Pyrolysis of hyphaene thebaica shell over ceramic tile dust-derived catalysts and assessment of the produced bio-oil

Abstract

The purpose of this study is to demonstrate the potential of ceramic tile dust (CTD)-derived ZSM-5 zeolite (CZ) and its monodispersed composite with metal oxides (MgO and Fe₂O₃) in the catalytic pyrolysis of hyphaene thebaica shell (HTS). The HTS was pyrolysed in a Fixed-bed reactor at 400–600 °C, and 100–300 mL/min N₂ flowrate. The maximum bio-oil production of 32 % was obtained at 500 °C and 150 mL/min N₂ flowrate, with bio-oils containing 50 % acid and octadecenoic acids, as well as esters, phenols, aldehydes, ketones, ethers, aromatics, and hydrocarbons. A carboxymethyl cellulose templating agent was employed for the mesoporous zeolite synthesis from CTD. This resulted in the mesoporous zeolite with a predominant ZSM-5 crystal phase, exhibiting pore diameters ranging from 1.8-6 nm, 229 m²/g surface area and 1145 μmol/g total acidity. The catalytic pyrolysis of HTS was conducted using the ZSM-5 zeolite (CZ) and metal-oxide (MgO, Fe₂O₃, and Fe₂O₃/FeO) modified CZ, as monodispersed composite catalysts. Under best thermal pyrolysis conditions, CZ-Fe₂O₃, CZ-MgO, and CZ-Fe₂O₃/MgO demonstrated 22–23 % bio-oil yields.
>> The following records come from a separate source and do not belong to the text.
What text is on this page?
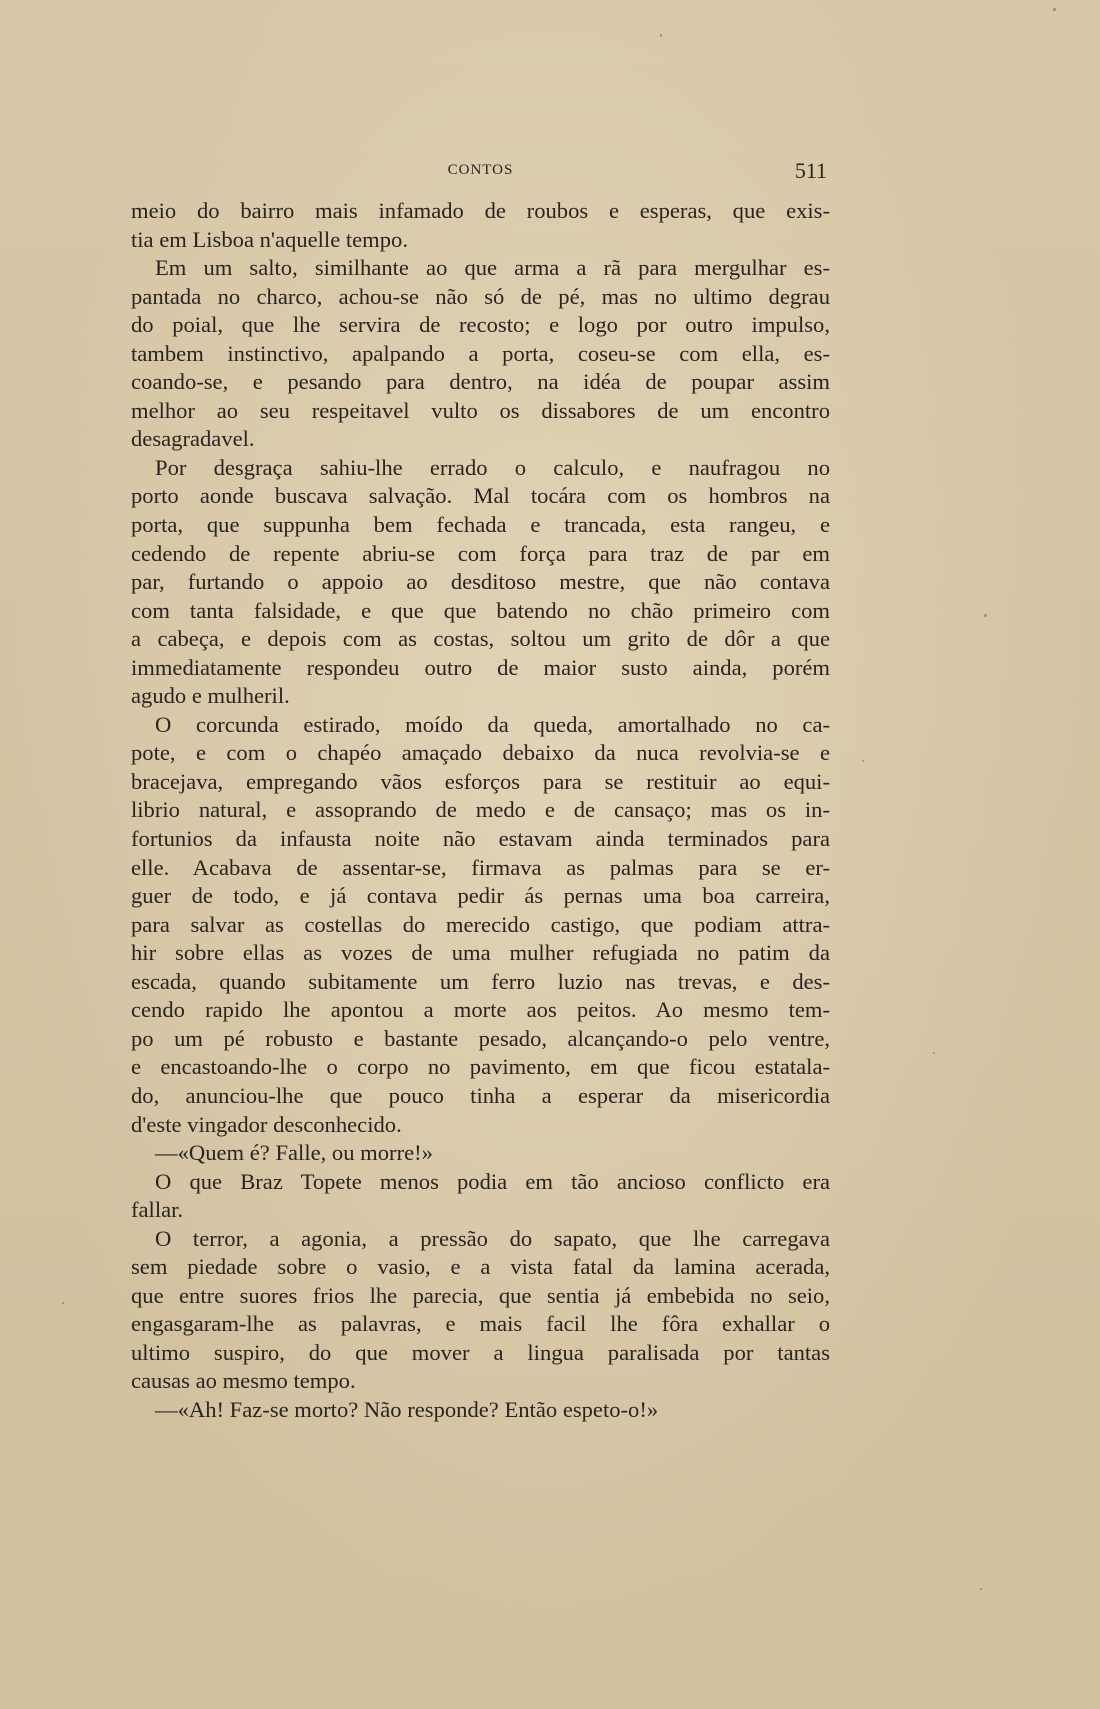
CONTOS	511
meio do bairro mais infamado de roubos e esperas, que exis-
tia em Lisboa n'aquelle tempo.
Em um salto, similhante ao que arma a rã para mergulhar es-
pantada no charco, achou-se não só de pé, mas no ultimo degrau
do poial, que lhe servira de recosto; e logo por outro impulso,
tambem instinctivo, apalpando a porta, coseu-se com ella, es-
coando-se, e pesando para dentro, na idéa de poupar assim
melhor ao seu respeitavel vulto os dissabores de um encontro
desagradavel.
Por desgraça sahiu-lhe errado o calculo, e naufragou no
porto aonde buscava salvação. Mal tocára com os hombros na
porta, que suppunha bem fechada e trancada, esta rangeu, e
cedendo de repente abriu-se com força para traz de par em
par, furtando o appoio ao desditoso mestre, que não contava
com tanta falsidade, e que que batendo no chão primeiro com
a cabeça, e depois com as costas, soltou um grito de dôr a que
immediatamente respondeu outro de maior susto ainda, porém
agudo e mulheril.
O corcunda estirado, moído da queda, amortalhado no ca-
pote, e com o chapéo amaçado debaixo da nuca revolvia-se e
bracejava, empregando vãos esforços para se restituir ao equi-
librio natural, e assoprando de medo e de cansaço; mas os in-
fortunios da infausta noite não estavam ainda terminados para
elle. Acabava de assentar-se, firmava as palmas para se er-
guer de todo, e já contava pedir ás pernas uma boa carreira,
para salvar as costellas do merecido castigo, que podiam attra-
hir sobre ellas as vozes de uma mulher refugiada no patim da
escada, quando subitamente um ferro luzio nas trevas, e des-
cendo rapido lhe apontou a morte aos peitos. Ao mesmo tem-
po um pé robusto e bastante pesado, alcançando-o pelo ventre,
e encastoando-lhe o corpo no pavimento, em que ficou estatala-
do, anunciou-lhe que pouco tinha a esperar da misericordia
d'este vingador desconhecido.
—«Quem é? Falle, ou morre!»
O que Braz Topete menos podia em tão ancioso conflicto era
fallar.
O terror, a agonia, a pressão do sapato, que lhe carregava
sem piedade sobre o vasio, e a vista fatal da lamina acerada,
que entre suores frios lhe parecia, que sentia já embebida no seio,
engasgaram-lhe as palavras, e mais facil lhe fôra exhallar o
ultimo suspiro, do que mover a lingua paralisada por tantas
causas ao mesmo tempo.
—«Ah! Faz-se morto? Não responde? Então espeto-o!»
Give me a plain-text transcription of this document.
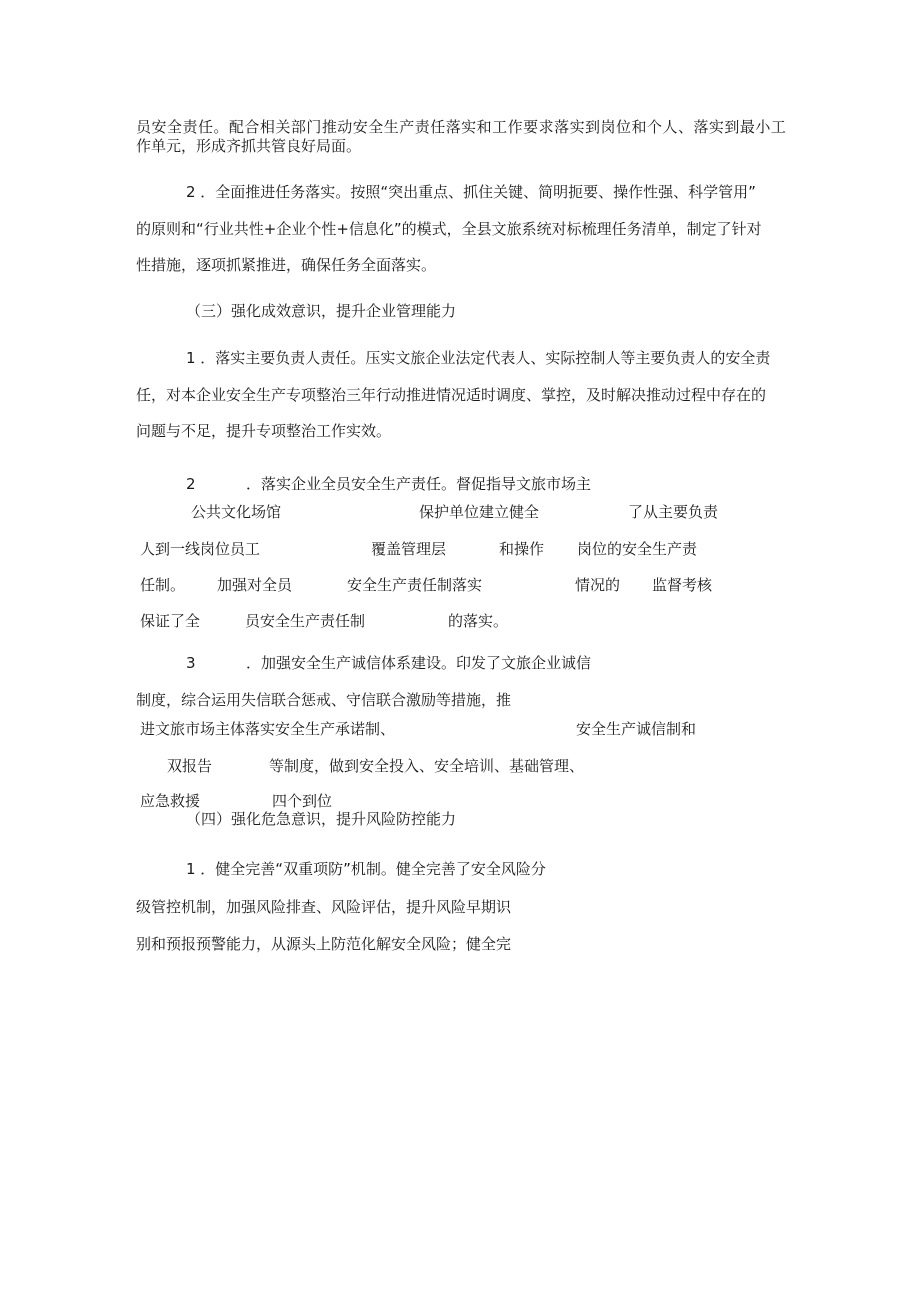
员 安 全 责 任 。 配 合 相 关 部 门 推 动 安 全 生 产 责 任 落 实 和 工 作 要 求 落 实 到 岗 位 和 个 人 、 落 实 到 最 小 工
作单元，形成齐抓共管良好局面。
2 ．全面推进任务落实。按照“突出重点、抓住关键、简明扼要、操作性强、科学管用”
的原则和“行业共性+企业个性+信息化”的模式，全县文旅系统对标梳理任务清单，制定了针对
性措施，逐项抓紧推进，确保任务全面落实。
（三）强化成效意识，提升企业管理能力
1 ．落实主要负责人责任。压实文旅企业法定代表人、实际控制人等主要负责人的安全责
任，对本企业安全生产专项整治三年行动推进情况适时调度、掌控，及时解决推动过程中存在的
问题与不足，提升专项整治工作实效。
2	．落实企业全员安全生产责任。督促指导文旅市场主
公共文化场馆	保护单位建立健全	了从主要负责
人到一线岗位员工	覆盖管理层	和操作 岗位的安全生产责
任制。 加强对全员	安全生产责任制落实	情况的 监督考核
保证了全	员安全生产责任制	的落实。
3	．加强安全生产诚信体系建设。印发了文旅企业诚信
制度，综合运用失信联合惩戒、守信联合激励等措施，推
进文旅市场主体落实安全生产承诺制、	安全生产诚信制和
双报告	等制度，做到安全投入、安全培训、基础管理、
应急救援	四个到位
（四）强化危急意识，提升风险防控能力
1 ．健全完善“双重项防”机制。健全完善了安全风险分
级管控机制，加强风险排查、风险评估，提升风险早期识
别和预报预警能力，从源头上防范化解安全风险；健全完
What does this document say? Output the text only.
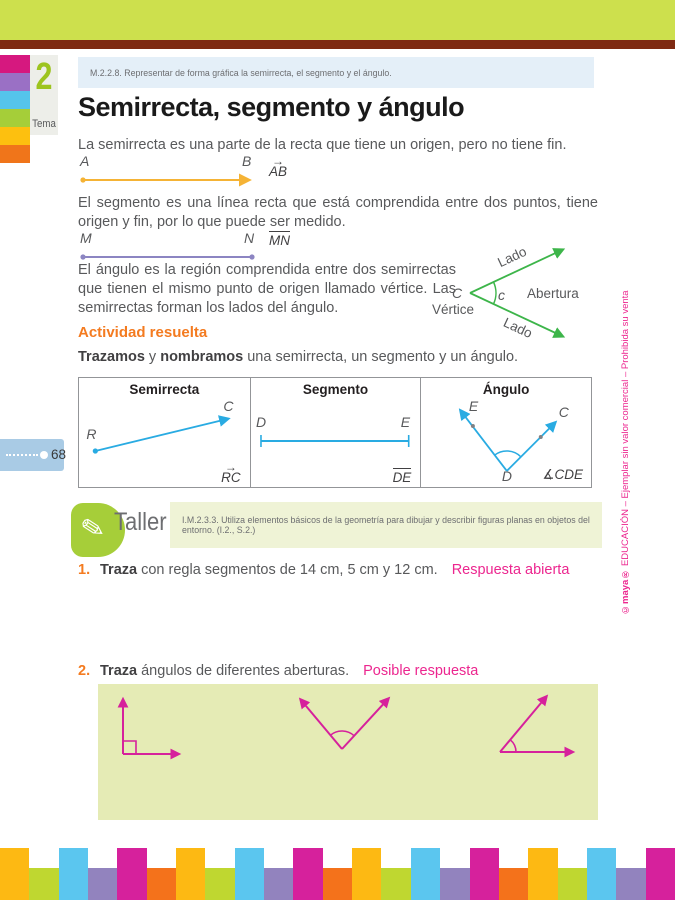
2
Tema
M.2.2.8. Representar de forma gráfica la semirrecta, el segmento y el ángulo.
Semirrecta, segmento y ángulo

La semirrecta es una parte de la recta que tiene un origen, pero no tiene fin.

A	B →
AB

El segmento es una línea recta que está comprendida entre dos puntos, tiene origen y fin, por lo que puede ser medido.

M	N MN

El ángulo es la región comprendida entre dos semirrectas que tienen el mismo punto de origen llamado vértice. Las semirrectas forman los lados del ángulo.

C	c
Vértice
Abertura
Lado
Lado
Actividad resuelta
Trazamos y nombramos una semirrecta, un segmento y un ángulo.
Semirrecta
R
C
→
RC
Segmento
D	E
DE
Ángulo
E	C
D ∡CDE
68
✎ Taller I.M.2.3.3. Utiliza elementos básicos de la geometría para dibujar y describir figuras planas en objetos del entorno. (I.2., S.2.)
1. Traza con regla segmentos de 14 cm, 5 cm y 12 cm. Respuesta abierta
2. Traza ángulos de diferentes aberturas. Posible respuesta
©maya® EDUCACIÓN – Ejemplar sin valor comercial – Prohibida su venta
Notably, the CZ-Fe₂O₃/MgO catalyst exhibited the highest hydrocarbon yield at 16 %, while the CZ-MgO favoured the production of phenolics, esters, and alcohols. CZ-MgO also displayed the highest coking level at 7.5 %, indicating faster deactivation than the other catalysts. The synthesised catalysts exhibited remarkable catalytic activity, resulting in a notable improvement in the quality of bio-oils obtained from the intermediate pyrolysis of hyphaene thebaica shells in a fixed-bed reactor.